Старший из братьев покачал головой.- Нет, я не могу сделать этого, - отвечая на немой вопрос брата, он мрачно пояснил: - глядя на неё, я думаю о Раннхильд, что, может, в Уэссексе этот проклятый Эгберт сделал из неё такую же забаву для своих воинов!При этих словах лицо Ивара потемнело. Сигурд испугался, что зашёл слишком далеко: Ивар и Раннхильд всегда были очень близки, и его её пленение ранила сильнее, чем остальных. Он осторожно наблюдал за переменами в лице брата, опасаясь, что неконтролируемая ярость захлестнёт того с головой. Это могло стать опасным, когда не намечалось близкой битвы. Но через несколько долгих напряжённых мгновений, к облегчению Сигурда, лицо Ивара разгладилось, приняло почти безмятежное выражение – так выглядит кот, который в охоте за мышью притворяется спящим. Брови Сигурда поползли вверх: ему нужно было объяснение столь резких перемен в брате. Заметив это, младший сын Рагнара рассмеялся, и смех этот не был таким раскатистым, как недавний хохот, но в нём явственно слышалась угроза.

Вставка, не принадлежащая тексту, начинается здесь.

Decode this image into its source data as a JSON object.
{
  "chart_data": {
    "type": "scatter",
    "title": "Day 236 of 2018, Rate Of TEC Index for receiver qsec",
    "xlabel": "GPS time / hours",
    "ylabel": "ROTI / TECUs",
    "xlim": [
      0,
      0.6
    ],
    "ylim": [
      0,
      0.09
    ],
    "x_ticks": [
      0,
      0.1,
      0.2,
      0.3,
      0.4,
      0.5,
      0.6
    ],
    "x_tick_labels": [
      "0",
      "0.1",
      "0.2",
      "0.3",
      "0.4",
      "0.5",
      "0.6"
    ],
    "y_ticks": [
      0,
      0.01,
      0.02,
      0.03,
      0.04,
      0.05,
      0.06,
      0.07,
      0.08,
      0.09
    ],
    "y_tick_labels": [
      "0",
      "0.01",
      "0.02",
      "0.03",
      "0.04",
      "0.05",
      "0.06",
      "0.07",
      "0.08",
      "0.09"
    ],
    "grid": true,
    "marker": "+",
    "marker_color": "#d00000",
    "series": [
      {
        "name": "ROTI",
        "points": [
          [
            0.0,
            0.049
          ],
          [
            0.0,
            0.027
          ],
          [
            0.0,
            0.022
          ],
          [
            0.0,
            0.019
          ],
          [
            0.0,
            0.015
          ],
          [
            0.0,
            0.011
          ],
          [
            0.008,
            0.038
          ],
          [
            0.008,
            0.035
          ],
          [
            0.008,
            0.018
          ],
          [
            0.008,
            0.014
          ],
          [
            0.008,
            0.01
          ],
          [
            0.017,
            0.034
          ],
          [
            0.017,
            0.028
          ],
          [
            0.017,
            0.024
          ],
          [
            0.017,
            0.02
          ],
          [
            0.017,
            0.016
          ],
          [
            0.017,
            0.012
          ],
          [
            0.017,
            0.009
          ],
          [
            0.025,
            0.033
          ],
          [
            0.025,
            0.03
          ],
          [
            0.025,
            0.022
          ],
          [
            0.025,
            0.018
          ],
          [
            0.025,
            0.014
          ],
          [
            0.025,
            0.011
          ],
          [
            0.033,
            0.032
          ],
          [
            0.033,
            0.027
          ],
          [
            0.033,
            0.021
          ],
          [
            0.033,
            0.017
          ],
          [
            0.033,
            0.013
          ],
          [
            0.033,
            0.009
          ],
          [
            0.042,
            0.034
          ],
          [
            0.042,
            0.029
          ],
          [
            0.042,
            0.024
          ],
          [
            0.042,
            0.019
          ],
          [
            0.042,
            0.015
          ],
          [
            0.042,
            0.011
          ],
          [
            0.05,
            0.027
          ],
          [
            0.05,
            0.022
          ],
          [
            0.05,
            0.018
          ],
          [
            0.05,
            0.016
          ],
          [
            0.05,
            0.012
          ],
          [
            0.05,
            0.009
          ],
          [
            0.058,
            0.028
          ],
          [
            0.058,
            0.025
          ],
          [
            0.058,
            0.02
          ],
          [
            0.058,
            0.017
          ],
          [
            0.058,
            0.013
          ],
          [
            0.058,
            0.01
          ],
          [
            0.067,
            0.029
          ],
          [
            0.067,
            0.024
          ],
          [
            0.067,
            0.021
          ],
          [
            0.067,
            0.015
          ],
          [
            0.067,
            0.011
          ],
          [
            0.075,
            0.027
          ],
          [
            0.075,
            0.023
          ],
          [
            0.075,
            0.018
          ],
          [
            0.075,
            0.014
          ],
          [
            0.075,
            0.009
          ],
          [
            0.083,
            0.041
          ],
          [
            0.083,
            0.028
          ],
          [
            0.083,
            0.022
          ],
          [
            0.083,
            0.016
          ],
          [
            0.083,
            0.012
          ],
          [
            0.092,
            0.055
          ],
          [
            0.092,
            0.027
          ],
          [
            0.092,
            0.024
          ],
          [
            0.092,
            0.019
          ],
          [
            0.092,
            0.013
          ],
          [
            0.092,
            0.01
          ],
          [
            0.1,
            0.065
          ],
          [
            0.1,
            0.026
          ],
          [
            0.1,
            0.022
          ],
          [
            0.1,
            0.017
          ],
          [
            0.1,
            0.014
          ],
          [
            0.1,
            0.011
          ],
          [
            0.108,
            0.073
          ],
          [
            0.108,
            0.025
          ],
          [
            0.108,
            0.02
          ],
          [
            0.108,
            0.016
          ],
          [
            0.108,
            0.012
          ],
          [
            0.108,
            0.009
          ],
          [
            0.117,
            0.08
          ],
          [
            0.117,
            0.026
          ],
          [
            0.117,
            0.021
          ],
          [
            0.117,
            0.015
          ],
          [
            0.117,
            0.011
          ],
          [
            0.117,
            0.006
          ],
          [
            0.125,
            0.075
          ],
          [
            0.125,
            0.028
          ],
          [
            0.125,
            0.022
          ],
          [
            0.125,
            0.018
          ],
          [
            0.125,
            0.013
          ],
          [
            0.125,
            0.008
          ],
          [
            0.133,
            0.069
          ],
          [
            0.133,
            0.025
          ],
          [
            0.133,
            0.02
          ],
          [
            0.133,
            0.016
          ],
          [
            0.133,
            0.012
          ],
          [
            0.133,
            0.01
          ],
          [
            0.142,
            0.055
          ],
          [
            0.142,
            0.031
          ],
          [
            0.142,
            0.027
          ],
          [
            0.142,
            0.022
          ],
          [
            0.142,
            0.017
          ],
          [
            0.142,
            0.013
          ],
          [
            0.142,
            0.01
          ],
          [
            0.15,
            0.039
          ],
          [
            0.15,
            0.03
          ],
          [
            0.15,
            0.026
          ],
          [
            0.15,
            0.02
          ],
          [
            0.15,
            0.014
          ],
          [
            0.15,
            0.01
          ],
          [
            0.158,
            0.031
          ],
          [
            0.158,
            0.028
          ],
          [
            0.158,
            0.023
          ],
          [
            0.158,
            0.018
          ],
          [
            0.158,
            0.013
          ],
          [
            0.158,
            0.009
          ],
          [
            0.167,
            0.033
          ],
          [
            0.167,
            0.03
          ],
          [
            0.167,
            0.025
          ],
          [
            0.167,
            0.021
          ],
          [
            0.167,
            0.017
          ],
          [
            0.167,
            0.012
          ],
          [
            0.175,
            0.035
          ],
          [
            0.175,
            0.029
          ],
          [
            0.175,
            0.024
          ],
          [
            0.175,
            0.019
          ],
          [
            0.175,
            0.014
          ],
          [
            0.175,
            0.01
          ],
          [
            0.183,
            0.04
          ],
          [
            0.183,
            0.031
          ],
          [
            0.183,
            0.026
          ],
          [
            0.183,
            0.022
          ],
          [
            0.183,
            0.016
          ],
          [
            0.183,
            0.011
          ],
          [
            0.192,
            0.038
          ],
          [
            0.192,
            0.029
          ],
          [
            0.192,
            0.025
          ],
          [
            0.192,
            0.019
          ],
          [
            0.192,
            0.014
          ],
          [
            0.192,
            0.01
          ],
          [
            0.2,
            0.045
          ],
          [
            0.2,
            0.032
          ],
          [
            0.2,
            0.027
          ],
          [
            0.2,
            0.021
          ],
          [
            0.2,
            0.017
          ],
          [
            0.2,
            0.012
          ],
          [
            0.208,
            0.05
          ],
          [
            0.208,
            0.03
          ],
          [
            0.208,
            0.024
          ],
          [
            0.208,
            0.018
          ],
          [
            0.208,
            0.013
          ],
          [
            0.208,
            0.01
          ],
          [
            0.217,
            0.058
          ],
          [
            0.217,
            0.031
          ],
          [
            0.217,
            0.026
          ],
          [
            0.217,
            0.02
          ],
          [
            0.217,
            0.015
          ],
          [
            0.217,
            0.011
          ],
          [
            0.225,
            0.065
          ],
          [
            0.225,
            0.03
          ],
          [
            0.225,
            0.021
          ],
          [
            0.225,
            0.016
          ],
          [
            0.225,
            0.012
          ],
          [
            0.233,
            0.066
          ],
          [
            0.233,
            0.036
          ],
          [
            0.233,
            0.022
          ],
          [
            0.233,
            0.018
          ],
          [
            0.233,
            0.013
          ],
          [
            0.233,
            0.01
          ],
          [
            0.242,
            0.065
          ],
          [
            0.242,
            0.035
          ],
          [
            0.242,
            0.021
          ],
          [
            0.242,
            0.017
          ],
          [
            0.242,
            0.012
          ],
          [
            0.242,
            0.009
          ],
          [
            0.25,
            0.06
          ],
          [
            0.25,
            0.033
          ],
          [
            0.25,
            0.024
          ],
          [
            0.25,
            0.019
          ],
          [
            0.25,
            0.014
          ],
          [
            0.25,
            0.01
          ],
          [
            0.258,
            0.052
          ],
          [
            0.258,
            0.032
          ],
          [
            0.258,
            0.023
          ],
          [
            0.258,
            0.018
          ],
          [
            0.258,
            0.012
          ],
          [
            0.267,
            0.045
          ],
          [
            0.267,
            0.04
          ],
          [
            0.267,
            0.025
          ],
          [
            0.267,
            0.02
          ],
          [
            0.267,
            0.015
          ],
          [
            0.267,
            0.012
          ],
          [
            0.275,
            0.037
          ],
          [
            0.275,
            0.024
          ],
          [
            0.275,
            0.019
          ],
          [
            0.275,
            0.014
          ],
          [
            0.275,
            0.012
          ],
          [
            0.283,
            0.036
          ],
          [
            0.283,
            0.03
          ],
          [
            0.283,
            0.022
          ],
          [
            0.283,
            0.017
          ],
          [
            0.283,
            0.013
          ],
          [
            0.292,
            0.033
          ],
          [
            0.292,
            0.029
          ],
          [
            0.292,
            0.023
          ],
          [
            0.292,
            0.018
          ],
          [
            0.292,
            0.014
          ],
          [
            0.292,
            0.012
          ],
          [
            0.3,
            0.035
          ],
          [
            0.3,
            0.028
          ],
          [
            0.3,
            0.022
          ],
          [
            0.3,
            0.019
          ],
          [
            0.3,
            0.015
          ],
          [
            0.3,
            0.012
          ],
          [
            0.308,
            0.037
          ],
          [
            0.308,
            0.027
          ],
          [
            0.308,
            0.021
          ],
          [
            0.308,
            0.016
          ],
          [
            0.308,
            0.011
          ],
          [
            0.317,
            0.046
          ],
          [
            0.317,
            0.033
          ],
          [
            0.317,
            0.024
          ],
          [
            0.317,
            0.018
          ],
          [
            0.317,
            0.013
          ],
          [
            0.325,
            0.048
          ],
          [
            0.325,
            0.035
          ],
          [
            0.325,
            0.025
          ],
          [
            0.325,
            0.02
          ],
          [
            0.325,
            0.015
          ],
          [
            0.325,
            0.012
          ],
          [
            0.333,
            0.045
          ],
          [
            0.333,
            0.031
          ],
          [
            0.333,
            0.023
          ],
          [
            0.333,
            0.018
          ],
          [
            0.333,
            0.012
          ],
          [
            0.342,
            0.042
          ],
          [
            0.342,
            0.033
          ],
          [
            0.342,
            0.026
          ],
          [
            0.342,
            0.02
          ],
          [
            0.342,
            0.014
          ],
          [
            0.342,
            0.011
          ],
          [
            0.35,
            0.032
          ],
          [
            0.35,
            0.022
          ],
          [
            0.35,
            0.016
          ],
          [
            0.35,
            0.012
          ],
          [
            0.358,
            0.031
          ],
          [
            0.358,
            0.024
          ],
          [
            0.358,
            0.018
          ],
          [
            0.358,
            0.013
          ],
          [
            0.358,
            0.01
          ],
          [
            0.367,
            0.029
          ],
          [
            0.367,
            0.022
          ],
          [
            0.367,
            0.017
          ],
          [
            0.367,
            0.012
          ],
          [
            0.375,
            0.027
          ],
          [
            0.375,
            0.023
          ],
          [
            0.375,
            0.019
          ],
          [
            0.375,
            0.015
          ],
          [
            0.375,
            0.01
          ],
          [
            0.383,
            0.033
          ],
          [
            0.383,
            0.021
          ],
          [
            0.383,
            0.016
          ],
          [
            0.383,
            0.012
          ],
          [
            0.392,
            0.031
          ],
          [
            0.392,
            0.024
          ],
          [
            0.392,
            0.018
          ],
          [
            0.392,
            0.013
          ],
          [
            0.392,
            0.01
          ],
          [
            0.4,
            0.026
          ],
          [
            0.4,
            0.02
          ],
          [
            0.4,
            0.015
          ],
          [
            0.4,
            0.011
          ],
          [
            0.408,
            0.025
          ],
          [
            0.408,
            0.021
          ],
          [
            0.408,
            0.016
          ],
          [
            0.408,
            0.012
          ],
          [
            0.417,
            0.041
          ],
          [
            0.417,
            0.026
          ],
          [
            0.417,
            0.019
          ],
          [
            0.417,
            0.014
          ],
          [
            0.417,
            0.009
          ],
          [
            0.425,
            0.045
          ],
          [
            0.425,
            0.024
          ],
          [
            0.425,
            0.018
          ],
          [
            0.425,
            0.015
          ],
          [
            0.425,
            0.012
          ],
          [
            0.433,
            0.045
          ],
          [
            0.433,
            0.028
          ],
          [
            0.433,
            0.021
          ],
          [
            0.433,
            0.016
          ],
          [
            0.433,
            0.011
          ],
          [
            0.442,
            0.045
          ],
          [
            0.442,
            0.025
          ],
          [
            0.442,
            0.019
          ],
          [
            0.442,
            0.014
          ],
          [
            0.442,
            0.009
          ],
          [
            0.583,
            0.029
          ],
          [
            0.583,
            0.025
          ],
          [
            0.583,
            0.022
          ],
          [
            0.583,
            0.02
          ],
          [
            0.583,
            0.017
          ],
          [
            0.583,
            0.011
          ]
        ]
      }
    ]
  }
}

- Я тоже часто думаю о Раннхильд. Я думаю о ней всякий раз, как в моей постели оказывается новая пленница, - со смешком пояснил он. – Я смотрю на них и понимаю, что у них нет ничего общего с нашей сестрой. Раннхильд не жалкая и не трусливая, она не станет плакать и молить о пощаде. Эти девки – лёгкие трофеи, для удовольствия и развлечения. Но наша сестра – не тот трофей, который хотел бы заполучить даже я. И ты не хотел бы себе такую наложницу, и никто из наших братьев, - Сигурд не смог сдержать смех, хотя и несколько неуверенный, потому что не понимал, куда клонит Ивар. – Раннхильд станет комом поперёк горла конунгу Эгберту и всему Уэссексу. А, кроме того, за нею однажды, - с этими словами его взгляд обратился туда, где вдали за деревьями привычно шумело море; этот шум был не слышен уху за треском костра, позвякиванием котлов и утвари, ржанием и фырканьем лошадей, людскими голосами, но отдавался ровным биением в сердце каждого из них, связанных с морем самою судьбой, - придём мы.

___________________________________*Хирдаманны – дружинники.**Хирд - боевая дружина в Скандинавии эпохи викингов, имевшая возможность сражаться группами от всего состава до пар воинов. Хирд подчинялся конунгу, ярлу или херсиру.